New MRI Scanning Tool Can Read Subtle Patterns Humans Miss
An artificial intelligence algorithm can detect subtle signs of osteoarthritis in MRI scans, years before symptoms of the condition even begin.
Researchers at the University of Pittsburgh School of Medicine and Carnegie Mellon University College of Engineering say the primary treatment for osteoarthritis is joint replacement. The condition is so prevalent that knee replacement is the most common surgery in the U.S. for people over the age of 45. Early identification of arthritis could lead to other treatments.
AI has continually created improvements in the medical field, such as algorithms that are better at reading MRIs of heart patients, as well as cat scans and x-rays. Now it’s gleaning insights from MRI bone scans.
“The gold standard for diagnosing arthritis is x-ray. As the cartilage deteriorates, the space between the bones decreases,” said study co-author Kenneth Urish, MD, PhD, associate professor of orthopaedic surgery at Pitt and associate medical director of the bone and joint center at UPMC Magee-Womens Hospital. “The problem is, when you see arthritis on x-rays, the damage has already been done. It’s much easier to prevent cartilage from falling apart than trying to get it to grow again.”

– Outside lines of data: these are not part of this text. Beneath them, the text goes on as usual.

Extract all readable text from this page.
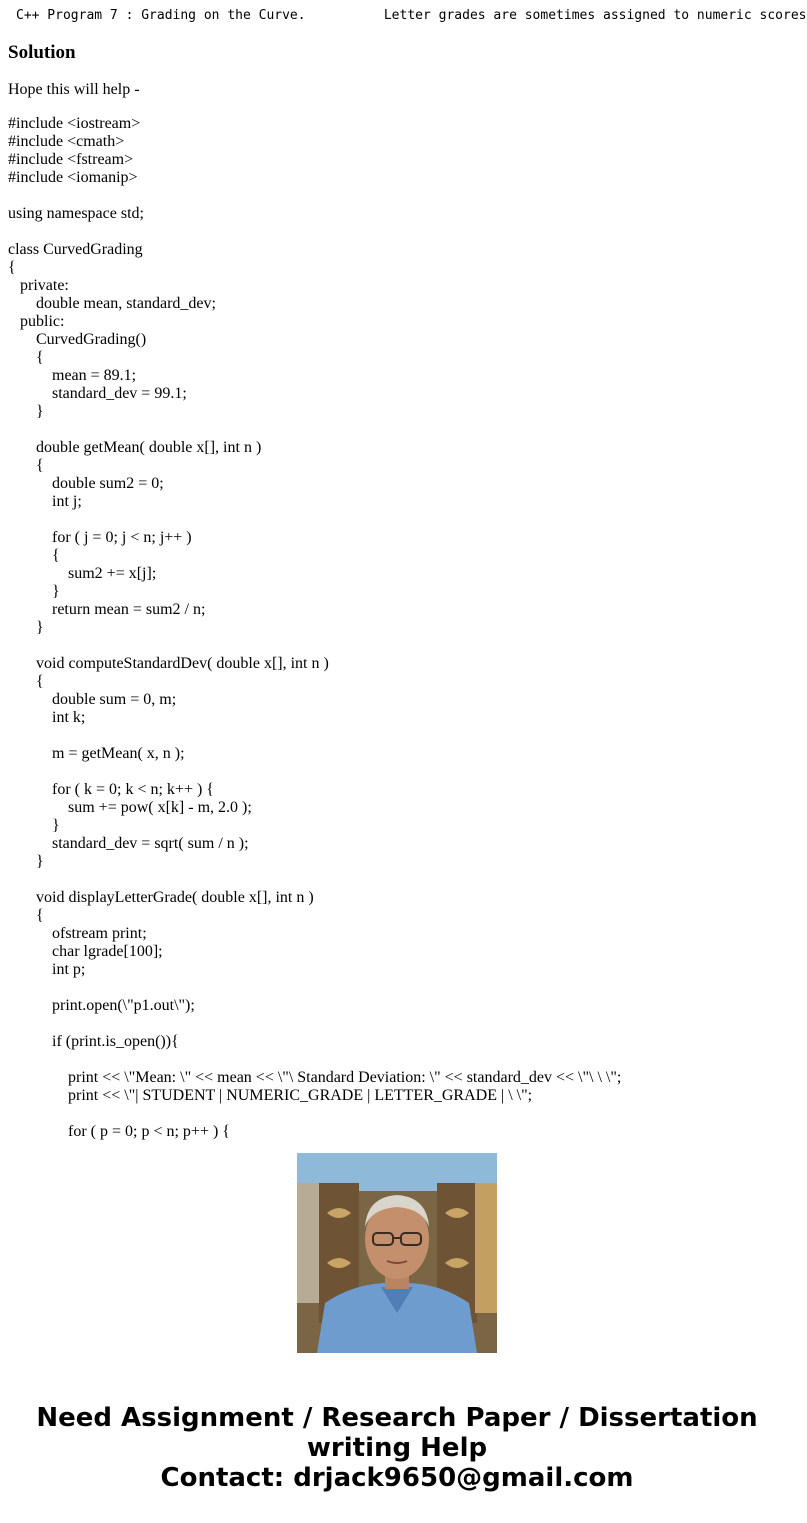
C++ Program 7 : Grading on the Curve.          Letter grades are sometimes assigned to numeric scores
Solution

Hope this will help -

#include <iostream>
#include <cmath>
#include <fstream>
#include <iomanip>
using namespace std;
class CurvedGrading
{
private:
double mean, standard_dev;
public:
CurvedGrading()
{
mean = 89.1;
standard_dev = 99.1;
}
double getMean( double x[], int n )
{
double sum2 = 0;
int j;
for ( j = 0; j < n; j++ )
{
sum2 += x[j];
}
return mean = sum2 / n;
}
void computeStandardDev( double x[], int n )
{
double sum = 0, m;
int k;
m = getMean( x, n );
for ( k = 0; k < n; k++ ) {
sum += pow( x[k] - m, 2.0 );
}
standard_dev = sqrt( sum / n );
}
void displayLetterGrade( double x[], int n )
{
ofstream print;
char lgrade[100];
int p;
print.open(\"p1.out\");
if (print.is_open()){
print << \"Mean: \" << mean << \"\ Standard Deviation: \" << standard_dev << \"\ \ \";
print << \"| STUDENT | NUMERIC_GRADE | LETTER_GRADE | \ \";
for ( p = 0; p < n; p++ ) {
Need Assignment / Research Paper / Dissertation
writing Help
Contact: drjack9650@gmail.com
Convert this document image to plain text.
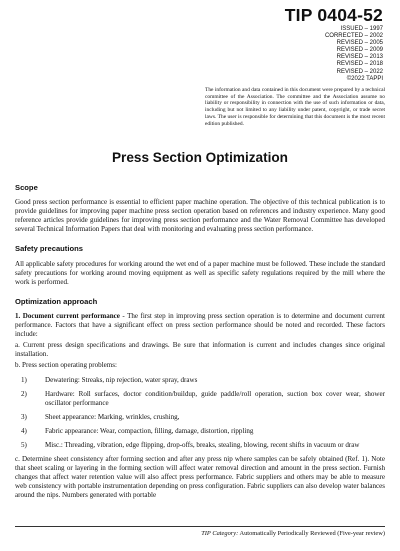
TIP 0404-52
ISSUED – 1997
CORRECTED – 2002
REVISED – 2005
REVISED – 2009
REVISED – 2013
REVISED – 2018
REVISED – 2022
©2022 TAPPI

The information and data contained in this document were prepared by a technical committee of the Association. The committee and the Association assume no liability or responsibility in connection with the use of such information or data, including but not limited to any liability under patent, copyright, or trade secret laws. The user is responsible for determining that this document is the most recent edition published.

Press Section Optimization
Scope

Good press section performance is essential to efficient paper machine operation. The objective of this technical publication is to provide guidelines for improving paper machine press section operation based on references and industry experience. Many good reference articles provide guidelines for improving press section performance and the Water Removal Committee has developed several Technical Information Papers that deal with monitoring and evaluating press section performance.

Safety precautions

All applicable safety procedures for working around the wet end of a paper machine must be followed. These include the standard safety precautions for working around moving equipment as well as specific safety regulations required by the mill where the work is performed.

Optimization approach

1. Document current performance - The first step in improving press section operation is to determine and document current performance. Factors that have a significant effect on press section performance should be noted and recorded. These factors include:

a. Current press design specifications and drawings. Be sure that information is current and includes changes since original installation.

b. Press section operating problems:

1)	Dewatering: Streaks, nip rejection, water spray, draws
2)	Hardware: Roll surfaces, doctor condition/buildup, guide paddle/roll operation, suction box cover wear, shower oscillator performance
3)	Sheet appearance: Marking, wrinkles, crushing,
4)	Fabric appearance: Wear, compaction, filling, damage, distortion, rippling
5)	Misc.: Threading, vibration, edge flipping, drop-offs, breaks, stealing, blowing, recent shifts in vacuum or draw

c. Determine sheet consistency after forming section and after any press nip where samples can be safely obtained (Ref. 1). Note that sheet scaling or layering in the forming section will affect water removal direction and amount in the press section. Furnish changes that affect water retention value will also affect press performance. Fabric suppliers and others may be able to measure web consistency with portable instrumentation depending on press configuration. Fabric suppliers can also develop water balances around the nips. Numbers generated with portable

TIP Category: Automatically Periodically Reviewed (Five-year review)
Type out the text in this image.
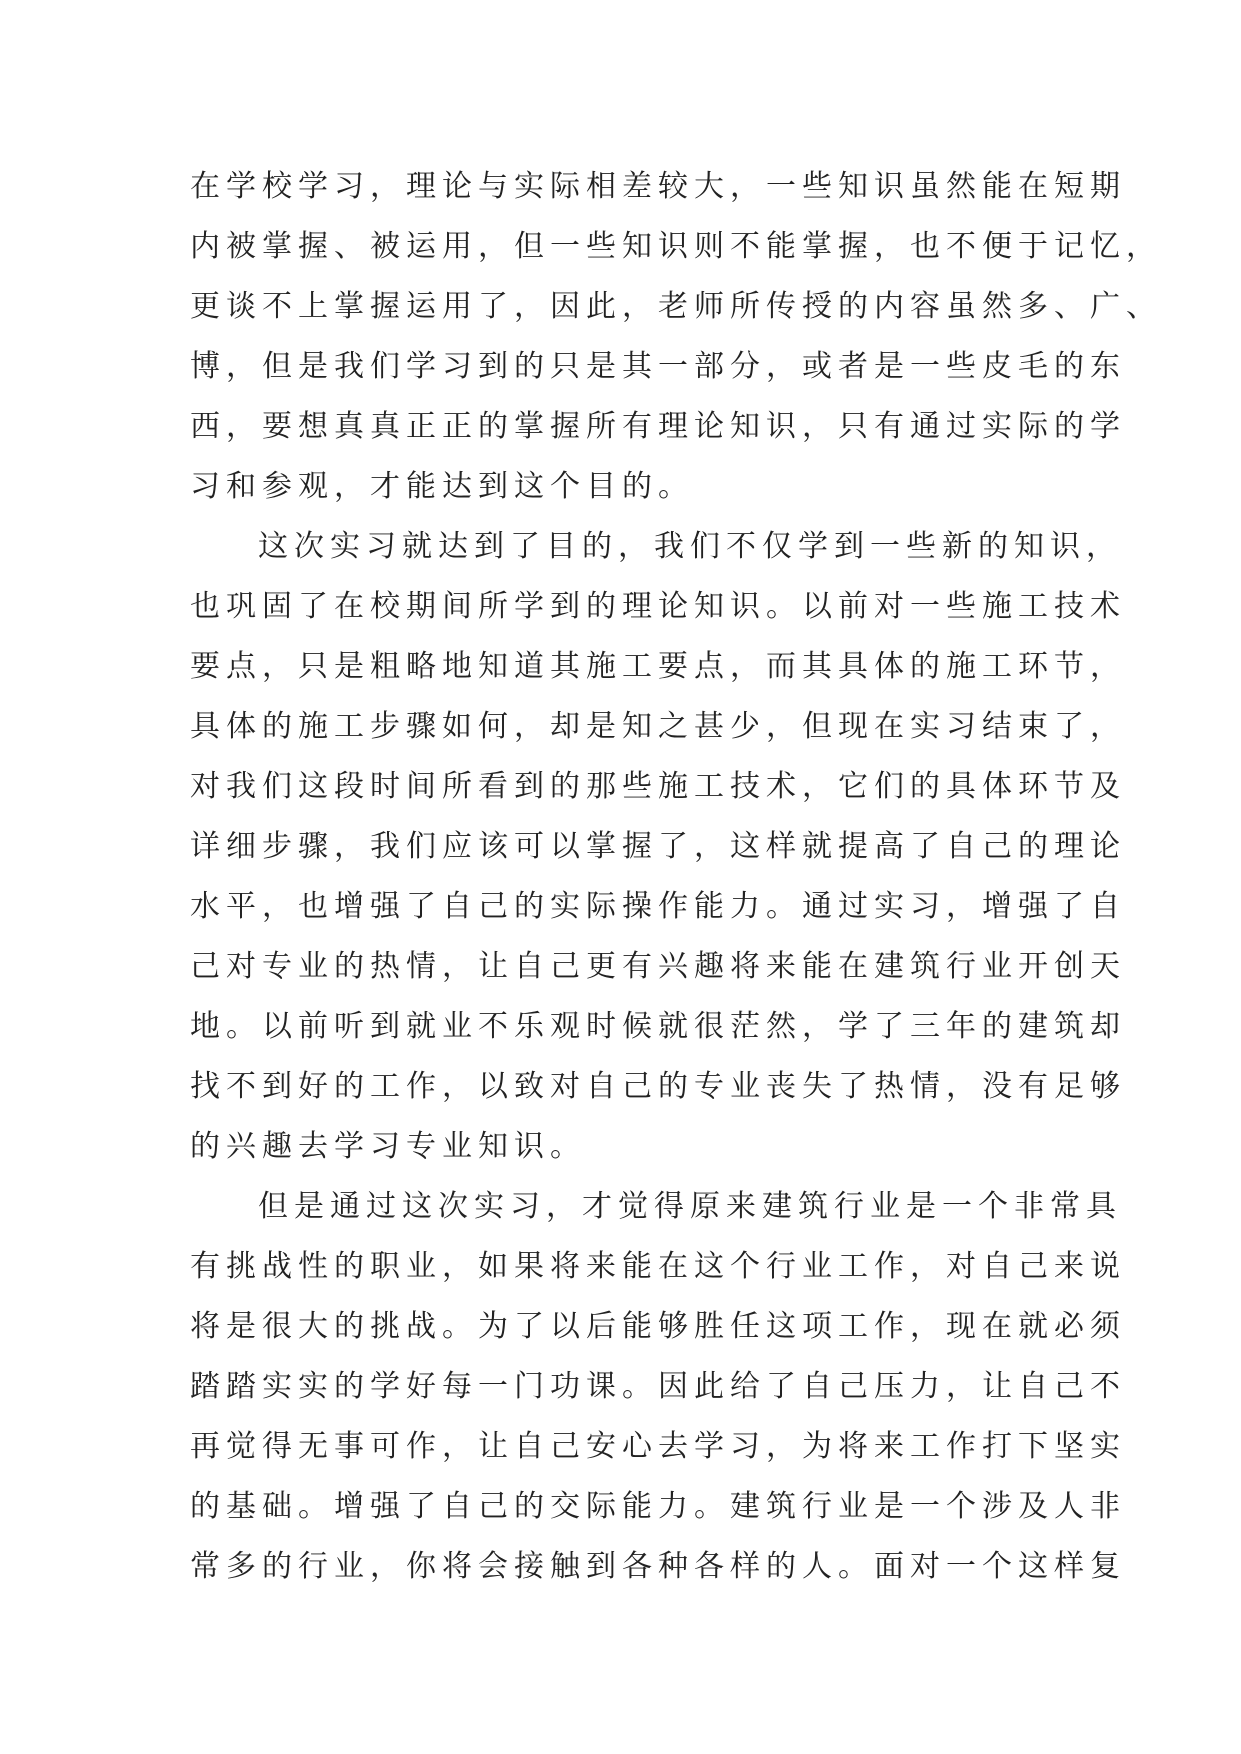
在学校学习，理论与实际相差较大，一些知识虽然能在短期
内被掌握、被运用，但一些知识则不能掌握，也不便于记忆，
更谈不上掌握运用了，因此，老师所传授的内容虽然多、广、
博，但是我们学习到的只是其一部分，或者是一些皮毛的东
西，要想真真正正的掌握所有理论知识，只有通过实际的学
习和参观，才能达到这个目的。
这次实习就达到了目的，我们不仅学到一些新的知识，
也巩固了在校期间所学到的理论知识。以前对一些施工技术
要点，只是粗略地知道其施工要点，而其具体的施工环节，
具体的施工步骤如何，却是知之甚少，但现在实习结束了，
对我们这段时间所看到的那些施工技术，它们的具体环节及
详细步骤，我们应该可以掌握了，这样就提高了自己的理论
水平，也增强了自己的实际操作能力。通过实习，增强了自
己对专业的热情，让自己更有兴趣将来能在建筑行业开创天
地。以前听到就业不乐观时候就很茫然，学了三年的建筑却
找不到好的工作，以致对自己的专业丧失了热情，没有足够
的兴趣去学习专业知识。
但是通过这次实习，才觉得原来建筑行业是一个非常具
有挑战性的职业，如果将来能在这个行业工作，对自己来说
将是很大的挑战。为了以后能够胜任这项工作，现在就必须
踏踏实实的学好每一门功课。因此给了自己压力，让自己不
再觉得无事可作，让自己安心去学习，为将来工作打下坚实
的基础。增强了自己的交际能力。建筑行业是一个涉及人非
常多的行业，你将会接触到各种各样的人。面对一个这样复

The team used this dataset to train an AI algorithm to learn subtle patterns on MRIs and determine which patients would go on to develop osteoarthritis and which wouldn’t. Researchers tested the model on MRIs of patients it had never seen before. The team repeated the process dozens of times, withholding different participants each time in order to test the algorithm on all the data.
The results showed that overall, the algorithm predicted osteoarthritis with 78 percent accuracy from MRIs performed three years before symptom onset.
The 78% rate may not be a good enough number to avoid surgery or to begin a new knee regimen, but it does offer hope for the near future when the percentage is bound to go up substantially.
As patients expect more from treatment, and the volume of available data continues to increase, AI may be the engine that drives improvements in healthcare. With early warning, for instance, patients could be treated with preventative drugs rather than undergoing joint replacement surgery.
“Instead of recruiting 10,000 people and following them for ten years, we can just enroll 50 people who we know are going to be getting osteoarthritis in two or five years,” Urish said. “Then we can give them the experimental drug and see whether it stops the disease from developing.”
Learning algorithms can become more precise and accurate as they interact with training data, allowing humans to gain unprecedented insights into diagnostics, care processes, treatment variability and lead to better patient outcomes.